Fire Drill
AntiPattern Problem
A Fire Drill is a recurring scenario in many software development organizations. A project is initiated, but the staff delays design and development activities for several months while various technopolitical issues are resolved at a management level. (One software developer described strategies for on-the-job software delivery as: "Wait until management is desperate, and they will accept anything you give them.")
Management prevents the development staff from making progress either by telling them to wait or by giving uncertain and conflicting directions. Perhaps most destructive are the externally generated changes in project direction that lead to rework and inhibit progress.
A few months into the project schedule, it becomes clear to management that development must progress immediately. Impending project cancellation is the usual motivator.
This situation is announced at an "all hands" Fire Drill launch meeting for development staff, during which management makes ambitious (or unrealistic) demands for software delivery. A typical example is a project that spends six months performing requirements analysis and planning, and then endeavors to design, implement, and demonstrate the software in less than four weeks.
Because the entire project is pressed for time, compromises are willingly made in software quality and testing. In a perverse way, the emergency situation makes the job easier for some software developers, as management will accept almost any software (or documentation) product with few questions if it is behind schedule. However, conscientious developers who deliver products before their deadlines are often compelled by management to rework their solutions.
Refactored Solution
An effective solution that project management can implement is called sheltering. Project management is responsible for delivering a software product, regardless of the unresolved management-level issues. The work environment required for quality software development differs significantly from the Fire Drill environment.
In particular, architecture-driven development requires lengthy time frames and long-term commitments. Architecture-driven development is the most effective approach for software success according to Booch (1996) and other authorities. In contrast, Fire Drill environments preclude staff retention, an important issue for software managers today.
In the sheltering solution, management creates and maintains two alternative project environments: internal and external. The majority of the software development staff operate in the internal environment, where the focus is long term and encourages continual progress toward software delivery.
As much as 80 percent of software in systems is not application-specific—the so-called internal model The internal project environment can proceed to construct the internal model independent of changes in external technopolitical issues. Building internal increments is also the most efficient use of software development resources in iterative-incremental projects
The external environment is also called the project's "public image." Its purpose is to maintain relationships with outside entities: upper management, customers, and peer projects (with which resource competition and reuse opportunities exist).
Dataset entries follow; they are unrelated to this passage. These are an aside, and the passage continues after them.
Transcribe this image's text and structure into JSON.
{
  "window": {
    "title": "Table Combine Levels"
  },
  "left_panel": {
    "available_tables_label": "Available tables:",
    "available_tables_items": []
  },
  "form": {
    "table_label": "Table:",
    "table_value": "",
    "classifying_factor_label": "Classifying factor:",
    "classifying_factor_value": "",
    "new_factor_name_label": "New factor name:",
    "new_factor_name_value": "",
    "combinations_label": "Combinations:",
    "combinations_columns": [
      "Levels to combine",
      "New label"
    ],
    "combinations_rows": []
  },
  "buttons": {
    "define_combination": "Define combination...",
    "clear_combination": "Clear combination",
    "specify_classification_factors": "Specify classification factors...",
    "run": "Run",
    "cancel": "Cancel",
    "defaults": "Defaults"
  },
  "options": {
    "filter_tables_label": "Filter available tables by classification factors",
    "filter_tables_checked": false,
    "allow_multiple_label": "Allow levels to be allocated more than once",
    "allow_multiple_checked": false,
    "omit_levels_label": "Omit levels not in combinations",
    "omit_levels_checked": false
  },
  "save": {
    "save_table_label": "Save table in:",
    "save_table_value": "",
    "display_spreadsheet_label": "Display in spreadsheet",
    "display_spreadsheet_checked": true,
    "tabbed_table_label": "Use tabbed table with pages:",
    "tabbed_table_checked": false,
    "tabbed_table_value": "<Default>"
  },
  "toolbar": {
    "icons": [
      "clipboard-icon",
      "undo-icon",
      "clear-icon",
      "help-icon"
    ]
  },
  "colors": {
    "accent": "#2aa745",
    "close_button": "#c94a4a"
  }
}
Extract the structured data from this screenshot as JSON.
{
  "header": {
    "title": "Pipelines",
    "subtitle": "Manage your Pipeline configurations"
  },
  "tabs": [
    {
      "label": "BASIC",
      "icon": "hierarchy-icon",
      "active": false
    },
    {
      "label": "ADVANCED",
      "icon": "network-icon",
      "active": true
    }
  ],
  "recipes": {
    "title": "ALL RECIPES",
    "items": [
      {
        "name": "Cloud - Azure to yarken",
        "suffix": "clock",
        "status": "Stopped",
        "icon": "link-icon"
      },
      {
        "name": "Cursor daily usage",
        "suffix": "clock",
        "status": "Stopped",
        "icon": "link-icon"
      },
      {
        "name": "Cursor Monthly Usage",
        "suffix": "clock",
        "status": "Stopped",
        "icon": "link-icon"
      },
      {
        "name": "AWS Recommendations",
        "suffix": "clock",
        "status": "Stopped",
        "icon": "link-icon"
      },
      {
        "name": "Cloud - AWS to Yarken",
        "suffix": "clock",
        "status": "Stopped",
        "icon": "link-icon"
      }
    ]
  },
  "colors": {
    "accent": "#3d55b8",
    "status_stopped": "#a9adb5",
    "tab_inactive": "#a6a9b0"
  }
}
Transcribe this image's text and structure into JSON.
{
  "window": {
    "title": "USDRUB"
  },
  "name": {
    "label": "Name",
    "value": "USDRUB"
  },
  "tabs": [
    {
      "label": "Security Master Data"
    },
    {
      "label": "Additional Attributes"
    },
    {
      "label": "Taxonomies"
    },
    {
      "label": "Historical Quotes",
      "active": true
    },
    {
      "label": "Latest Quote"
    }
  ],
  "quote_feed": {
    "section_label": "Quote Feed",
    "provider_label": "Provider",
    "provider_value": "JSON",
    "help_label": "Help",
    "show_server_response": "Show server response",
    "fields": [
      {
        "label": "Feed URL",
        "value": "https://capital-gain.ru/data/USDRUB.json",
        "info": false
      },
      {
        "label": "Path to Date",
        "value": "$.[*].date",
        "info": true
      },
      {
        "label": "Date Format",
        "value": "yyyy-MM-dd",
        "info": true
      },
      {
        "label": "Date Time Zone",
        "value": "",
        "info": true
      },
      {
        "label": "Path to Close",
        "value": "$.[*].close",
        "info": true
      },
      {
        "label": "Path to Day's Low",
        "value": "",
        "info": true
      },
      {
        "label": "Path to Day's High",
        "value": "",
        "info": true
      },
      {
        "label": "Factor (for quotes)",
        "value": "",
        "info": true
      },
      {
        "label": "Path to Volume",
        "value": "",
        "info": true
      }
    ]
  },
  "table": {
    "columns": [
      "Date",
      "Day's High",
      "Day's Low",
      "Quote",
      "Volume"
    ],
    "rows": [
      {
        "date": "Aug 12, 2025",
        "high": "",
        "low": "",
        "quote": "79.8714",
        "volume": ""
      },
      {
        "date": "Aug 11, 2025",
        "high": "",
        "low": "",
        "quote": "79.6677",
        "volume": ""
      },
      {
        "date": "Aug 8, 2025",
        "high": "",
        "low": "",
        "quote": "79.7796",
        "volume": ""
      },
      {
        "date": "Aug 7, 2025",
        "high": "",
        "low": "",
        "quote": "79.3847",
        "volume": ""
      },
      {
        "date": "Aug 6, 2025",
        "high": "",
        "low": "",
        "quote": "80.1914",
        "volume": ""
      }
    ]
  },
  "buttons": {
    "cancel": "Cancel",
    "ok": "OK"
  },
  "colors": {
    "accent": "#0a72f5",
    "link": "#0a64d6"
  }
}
The external environment staff may need to generate repeated project crises to obtain essential resources. In a Fire Drill culture, emergency scenarios may be seen as the equivalent of assertiveness, when projects compete for management attention and resources. A small number of managers and development staff can maintain the external environment.
Their job is to address the changes in the external environment so that the majority of the project staff are sheltered. Some examples of external environment activities include: progress reports, status reviews, procurement, staffing, customer presentations, and marketing demonstrations. Sheltering effectively isolates most staff members from these activities.
Occasionally, however, emergencies are real, and heroic commitments of development time and effort may be needed. Nevertheless, it is important to limit the frequency of Fire Drills so that development staff members are available to handle the demands of real emergencies.
Related Solutions
The Fire Drill mini-AntiPattern is related to several other key AntiPatterns, including: Analysis Paralysis, Viewgraph Engineering, and Mushroom Management. In Analysis Paralysis, the quest for perfection in analysis modeling leads to a protracted analysis phase, which compresses the development schedule, thus creating a Fire Drill.
In Viewgraph Engineering, an organization never makes the transition from paper-based analysis to software development; the work environment is very similar to the situation preceding the Fire Drill launch-meeting. In Mushroom Management, the developers are isolated unnecessarily from the real end users (not the end-user management).
Developers are unable to obtain clear requirements or feedback on user-interface capabilities.
The Mushroom Management solution favors constructive interchanges between operational end users and developers, whereas the Fire Drill solution favors destructive interchanges between developers and end-user management, when changes in direction and uncertainties can derail the software process.